The BERT model, as a stack of Transformer encoders.

The training is performed in two phases. A pre-training phase learns the contexts of the language. And a fine-tuning phase adapts the trained model to the task being solved. Let’s start with the pre-training.

Pre-training

The pre-training phase is based on the simultaneous resolution of two self-supervised prediction tasks:

Masked language model: given a sentence with works replaced with a flag (or masked), train it against the same sentence with those words in place;
Next sentence prediction: Given two sentences, train the model to guess if the second sentence follows from the first or not;

Example of two training examples:

Input = [CLS] the man went to [MASK] store [SEP] He bought a gallon [MASK] milk [SEP]
Output = [IsNext] the man went to the store [SEP] He bought a gallon of milk [SEP]

Input = [CLS] the man [MASK] to the store [SEP] penguins [MASK] to jump [SEP]
Output = [NotNext] the man went to the store [SEP] penguins like to jump [SEP]

Note that the Yes/No flag related to the second task is past as the first embedded word in the output.
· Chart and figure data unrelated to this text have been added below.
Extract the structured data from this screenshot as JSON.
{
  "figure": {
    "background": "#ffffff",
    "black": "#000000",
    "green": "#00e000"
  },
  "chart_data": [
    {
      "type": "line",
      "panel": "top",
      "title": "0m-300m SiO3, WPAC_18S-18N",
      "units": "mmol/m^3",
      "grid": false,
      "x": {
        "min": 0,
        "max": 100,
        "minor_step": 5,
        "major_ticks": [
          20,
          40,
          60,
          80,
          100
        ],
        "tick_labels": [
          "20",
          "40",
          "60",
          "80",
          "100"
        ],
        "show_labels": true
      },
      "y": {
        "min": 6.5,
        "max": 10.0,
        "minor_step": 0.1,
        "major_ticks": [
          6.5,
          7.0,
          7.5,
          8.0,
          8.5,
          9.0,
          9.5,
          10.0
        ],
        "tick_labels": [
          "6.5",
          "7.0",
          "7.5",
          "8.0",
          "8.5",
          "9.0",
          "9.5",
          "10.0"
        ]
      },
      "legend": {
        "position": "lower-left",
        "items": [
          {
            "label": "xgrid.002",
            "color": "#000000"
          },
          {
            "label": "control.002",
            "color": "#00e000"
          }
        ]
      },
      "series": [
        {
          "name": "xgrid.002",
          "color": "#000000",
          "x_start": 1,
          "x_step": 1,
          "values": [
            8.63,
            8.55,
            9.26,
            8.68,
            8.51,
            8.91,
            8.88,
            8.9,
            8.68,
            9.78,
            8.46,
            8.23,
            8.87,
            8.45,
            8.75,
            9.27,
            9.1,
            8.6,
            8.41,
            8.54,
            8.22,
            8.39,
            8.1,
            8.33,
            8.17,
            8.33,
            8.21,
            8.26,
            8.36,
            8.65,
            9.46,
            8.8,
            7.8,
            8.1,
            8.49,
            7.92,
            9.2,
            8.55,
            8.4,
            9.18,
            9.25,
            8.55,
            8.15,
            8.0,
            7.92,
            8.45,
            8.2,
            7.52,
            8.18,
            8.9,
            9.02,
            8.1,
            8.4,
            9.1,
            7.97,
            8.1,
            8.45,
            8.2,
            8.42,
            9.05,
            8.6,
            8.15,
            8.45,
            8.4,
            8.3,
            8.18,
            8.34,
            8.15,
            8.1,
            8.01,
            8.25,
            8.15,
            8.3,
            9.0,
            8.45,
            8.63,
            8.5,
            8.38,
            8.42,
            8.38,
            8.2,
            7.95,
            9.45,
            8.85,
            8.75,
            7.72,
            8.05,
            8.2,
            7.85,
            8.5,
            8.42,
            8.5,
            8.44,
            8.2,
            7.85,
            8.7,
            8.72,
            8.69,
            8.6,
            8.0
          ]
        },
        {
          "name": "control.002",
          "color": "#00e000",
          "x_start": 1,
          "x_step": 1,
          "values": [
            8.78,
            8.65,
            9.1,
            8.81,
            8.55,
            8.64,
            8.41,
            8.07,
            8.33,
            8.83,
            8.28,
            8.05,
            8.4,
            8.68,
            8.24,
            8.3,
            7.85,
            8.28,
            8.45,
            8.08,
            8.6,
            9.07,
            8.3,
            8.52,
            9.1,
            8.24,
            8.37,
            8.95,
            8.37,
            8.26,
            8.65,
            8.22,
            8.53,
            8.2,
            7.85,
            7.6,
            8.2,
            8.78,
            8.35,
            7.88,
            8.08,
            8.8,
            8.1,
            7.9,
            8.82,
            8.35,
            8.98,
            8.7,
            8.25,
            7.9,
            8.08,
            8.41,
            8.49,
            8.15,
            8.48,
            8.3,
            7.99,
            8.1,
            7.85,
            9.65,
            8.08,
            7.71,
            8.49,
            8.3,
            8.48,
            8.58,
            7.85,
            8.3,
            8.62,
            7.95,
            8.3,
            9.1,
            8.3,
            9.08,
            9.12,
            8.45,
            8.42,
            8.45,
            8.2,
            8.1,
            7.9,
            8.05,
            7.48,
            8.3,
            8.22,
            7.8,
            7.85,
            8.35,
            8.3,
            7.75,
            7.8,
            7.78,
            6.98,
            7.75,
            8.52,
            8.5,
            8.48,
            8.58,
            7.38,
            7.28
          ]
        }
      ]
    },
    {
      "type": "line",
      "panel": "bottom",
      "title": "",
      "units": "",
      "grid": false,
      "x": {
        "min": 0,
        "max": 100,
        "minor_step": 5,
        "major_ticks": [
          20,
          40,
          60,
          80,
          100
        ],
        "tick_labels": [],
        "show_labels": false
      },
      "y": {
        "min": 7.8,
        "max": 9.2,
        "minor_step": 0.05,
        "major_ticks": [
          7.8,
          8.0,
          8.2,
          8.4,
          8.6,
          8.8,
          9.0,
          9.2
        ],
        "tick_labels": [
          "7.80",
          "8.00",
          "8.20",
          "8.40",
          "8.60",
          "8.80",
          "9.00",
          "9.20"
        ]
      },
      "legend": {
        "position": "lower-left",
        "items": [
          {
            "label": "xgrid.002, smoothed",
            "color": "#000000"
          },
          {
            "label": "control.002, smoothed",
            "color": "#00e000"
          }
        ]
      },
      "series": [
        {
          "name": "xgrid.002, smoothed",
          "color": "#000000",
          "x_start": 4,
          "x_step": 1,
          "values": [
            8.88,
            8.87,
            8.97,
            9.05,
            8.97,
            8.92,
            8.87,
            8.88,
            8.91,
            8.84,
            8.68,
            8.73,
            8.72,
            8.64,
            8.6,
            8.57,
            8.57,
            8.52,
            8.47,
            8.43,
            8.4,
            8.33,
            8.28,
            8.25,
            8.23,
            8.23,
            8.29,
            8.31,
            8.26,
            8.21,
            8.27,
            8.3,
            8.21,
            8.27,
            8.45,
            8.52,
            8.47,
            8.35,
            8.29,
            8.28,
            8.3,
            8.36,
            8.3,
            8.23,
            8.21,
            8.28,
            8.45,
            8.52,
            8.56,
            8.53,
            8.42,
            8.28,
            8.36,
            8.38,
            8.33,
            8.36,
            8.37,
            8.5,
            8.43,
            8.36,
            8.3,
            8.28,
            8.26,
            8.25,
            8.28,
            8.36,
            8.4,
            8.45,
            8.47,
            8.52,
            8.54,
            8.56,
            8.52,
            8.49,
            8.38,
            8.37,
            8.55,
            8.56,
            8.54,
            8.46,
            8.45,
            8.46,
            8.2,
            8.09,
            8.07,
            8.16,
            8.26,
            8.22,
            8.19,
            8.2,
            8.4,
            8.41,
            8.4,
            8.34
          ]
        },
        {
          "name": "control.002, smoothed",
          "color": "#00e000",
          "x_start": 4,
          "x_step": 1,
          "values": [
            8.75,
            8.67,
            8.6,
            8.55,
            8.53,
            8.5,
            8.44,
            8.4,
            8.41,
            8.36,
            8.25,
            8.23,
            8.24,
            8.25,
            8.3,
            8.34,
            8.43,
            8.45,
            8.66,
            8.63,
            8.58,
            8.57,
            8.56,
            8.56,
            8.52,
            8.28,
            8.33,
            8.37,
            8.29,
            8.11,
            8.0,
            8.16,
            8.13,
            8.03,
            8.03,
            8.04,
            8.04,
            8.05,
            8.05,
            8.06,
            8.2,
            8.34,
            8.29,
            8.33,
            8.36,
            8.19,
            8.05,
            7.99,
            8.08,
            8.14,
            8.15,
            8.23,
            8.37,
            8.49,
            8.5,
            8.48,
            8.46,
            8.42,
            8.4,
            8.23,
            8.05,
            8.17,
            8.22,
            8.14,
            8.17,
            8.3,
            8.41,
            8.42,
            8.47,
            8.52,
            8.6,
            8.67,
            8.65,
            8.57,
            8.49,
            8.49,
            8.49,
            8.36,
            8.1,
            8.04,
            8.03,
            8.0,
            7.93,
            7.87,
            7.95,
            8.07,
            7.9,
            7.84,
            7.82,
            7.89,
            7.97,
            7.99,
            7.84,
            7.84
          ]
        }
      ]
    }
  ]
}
The layout of the input data is:

The input of the BERT model. Position Emdebbings are similar to the transformer model, discussed above. Segment embeddings flag each word as part of the first or second sentence. Token embedding are the text-embeddings of the input data. The datapoint being input to the model is the concatenation of these three embeddings. Source: Attention is all you need (2017, Google, Arxiv)

As a side note, the authors trained this model on BooksCorpus (800M words) and English Wikipedia (2,500M words), using 24 BERT layers, batches of 256 sentences with 512 tokens each.

Fine-tuning

The fine-tuning phase adds an extra layer to the pre-trained BERT model, in order to train the model to the task at hand. This approach has been applied previously in other models, particularly on Convolutional Neural Nets, where the first layers are pre-trained and learnt edges and lines, and the remaining layers are added later and used on the training of the object-specific detection.

In the original paper, the authors demonstrated this model successfully being applied to four families of tasks:

Sentence Pair Classification Tasks: classification of context from pairs of sentences. Examples: do sentences agree/disagree, does the second sentence follow from the previous one, do they describe a simillar context, etc. Similarly to the pre-training phase of the BERT models, the label is past as the first embedded symbol of the output;
Single Sentence Classification Tasks: similar to the previous, but applied to a single sentence. Used for learning contexts like finding hateful speech, etc.;
Question Answering Tasks: allows one to pass as input the concatenation of the question and a paragraph where the answer to the question is available. The output of the model is the input with the embeddings representing the start and end word of the answer replaced by a marker. As an example:
- input: “[CLS] His name is John. John is a Swiss carpenter and he is 23 years old [SEP] How old is John”;
- output: “[CLS] His name is John. John is a Swiss carpenter and ###he is 23 years old### [SEP] How old is John”;
Single Sentence Tagging tasks: retrieves the classes of individual words e.g. Name, Location, Job, etc, by replacing each relevant word with its class id. As an example:
- input: “[CLS] His name is John. John is a Swiss carpenter and he is 23 years old”;
- output: “[CLS] His name is [NAME]. [NAME] is a [NATIONALITY] [OCCUPATION] and he is [AGE] years old”.

The input and output models of the fine-tuning of these tasks are illustrated in the following picture:

Input and output of the fine-tuning phase of a BERT network, applied to four different interpretation tasks. Source: Attention is all you need (2017, Google, Arxiv)

As a final note, information encoded by BERT is useful but, on its own, insufficient to perform a translation task. However, “BERT pre-training allows for a better initialization point for [an] Neural Machine Translation model” (source: Clichant et al.,On the use of BERT for Neural Machine Translation, arXiv).